Network
VASCERN is one of the 24 European Reference Networks (ERNs) on rare diseases that were approved in December 2016, following the first ERN Call for proposals (European Commission, DG Health, March 2016) and that were officially launched in March 2017. Our ERN on Rare Multisystemic Vascular Diseases currently gathers 48 expert teams from 39 highly specialized multidisciplinary Healthcare providers (HCPs) plus 6 affiliated partner centers, coming from 19 EU Member States, in this area of expertise. VASCERN is coordinated by Prof. Guillaume Jondeau, Cardiologist and Coordinator of the Center of Reference for Marfan Syndrome and related disorders, AP-HP Hôpital Bichat, Paris, France.
VASCERN includes six Rare Diseases Working Groups: Hereditary Haemorrhagic Telangiectasia (HHT-WG), Heritable Thoracic Aortic Diseases (HTAD-WG), Medium Sized Arteries (vascular Ehlers Danlos Syndrome) (MSA-WG), Pediatric and Primary Lymphedema (PPL-WG), Vascular Anomalies (VASCA-WG), and Neurovascular Diseases (NEUROVASC). This scope will enlarge to include all Rare Multisystemic Vascular Diseases. The European Patient Advocacy Group (ePAG) enables patient representatives to work on common issues and to be involved in all activities. In addition, several Thematic Working Groups are established to better tackle transversal issues on: communication, ethics, patient registry, and pregnancy.

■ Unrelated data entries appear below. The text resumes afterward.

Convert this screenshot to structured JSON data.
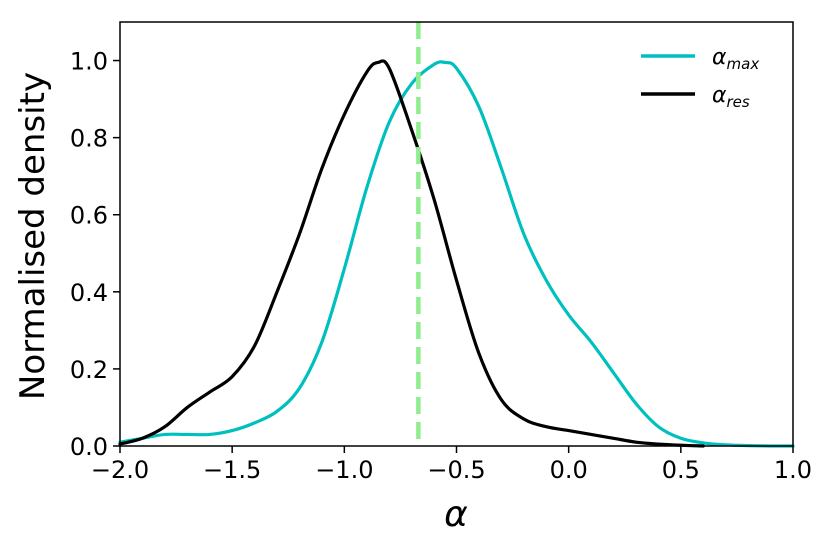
{
  "chart_data": {
    "type": "line",
    "title": "",
    "xlabel": "α",
    "ylabel": "Normalised density",
    "xlim": [
      -2.0,
      1.0
    ],
    "ylim": [
      0.0,
      1.1
    ],
    "x_ticks": [
      "−2.0",
      "−1.5",
      "−1.0",
      "−0.5",
      "0.0",
      "0.5",
      "1.0"
    ],
    "y_ticks": [
      "0.0",
      "0.2",
      "0.4",
      "0.6",
      "0.8",
      "1.0"
    ],
    "legend_position": "top-right",
    "vline": {
      "x": -0.67,
      "color": "#90ee90",
      "style": "dashed"
    },
    "series": [
      {
        "name": "α_max",
        "legend_main": "α",
        "legend_sub": "max",
        "color": "#00bfbf",
        "x": [
          -2.0,
          -1.9,
          -1.8,
          -1.7,
          -1.6,
          -1.5,
          -1.4,
          -1.3,
          -1.2,
          -1.1,
          -1.0,
          -0.9,
          -0.8,
          -0.7,
          -0.6,
          -0.55,
          -0.5,
          -0.4,
          -0.3,
          -0.2,
          -0.1,
          0.0,
          0.1,
          0.2,
          0.3,
          0.4,
          0.5,
          0.6,
          0.7,
          0.8,
          0.9,
          1.0
        ],
        "values": [
          0.01,
          0.02,
          0.03,
          0.03,
          0.03,
          0.04,
          0.06,
          0.09,
          0.15,
          0.27,
          0.46,
          0.67,
          0.84,
          0.94,
          0.99,
          0.995,
          0.98,
          0.88,
          0.72,
          0.55,
          0.43,
          0.34,
          0.27,
          0.19,
          0.11,
          0.05,
          0.02,
          0.008,
          0.003,
          0.001,
          0.0,
          0.0
        ]
      },
      {
        "name": "α_res",
        "legend_main": "α",
        "legend_sub": "res",
        "color": "#000000",
        "x": [
          -2.0,
          -1.9,
          -1.8,
          -1.7,
          -1.6,
          -1.5,
          -1.4,
          -1.3,
          -1.2,
          -1.1,
          -1.0,
          -0.9,
          -0.85,
          -0.8,
          -0.7,
          -0.6,
          -0.5,
          -0.4,
          -0.3,
          -0.2,
          -0.1,
          0.0,
          0.1,
          0.2,
          0.3,
          0.4,
          0.5,
          0.6
        ],
        "values": [
          0.005,
          0.02,
          0.05,
          0.1,
          0.14,
          0.18,
          0.26,
          0.4,
          0.55,
          0.72,
          0.86,
          0.97,
          0.995,
          0.98,
          0.82,
          0.64,
          0.43,
          0.24,
          0.12,
          0.07,
          0.05,
          0.04,
          0.03,
          0.02,
          0.01,
          0.005,
          0.002,
          0.0
        ]
      }
    ]
  }
}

All our HCP Members are Expert Centers recognized in their countries. These HCPs have developed extensive European collaborations through their specific Rare Diseases’ networks. They joined this ERN to foster and reinforce European cooperation in Rare Multisystemic Vascular Diseases, following a common and multidisciplinary approach to patient care to overcome the challenges of rarity.
They are committed to improve diagnosis, treatment, and care for and with patients by using all opportunities and activities, which can be offered by VASCERN.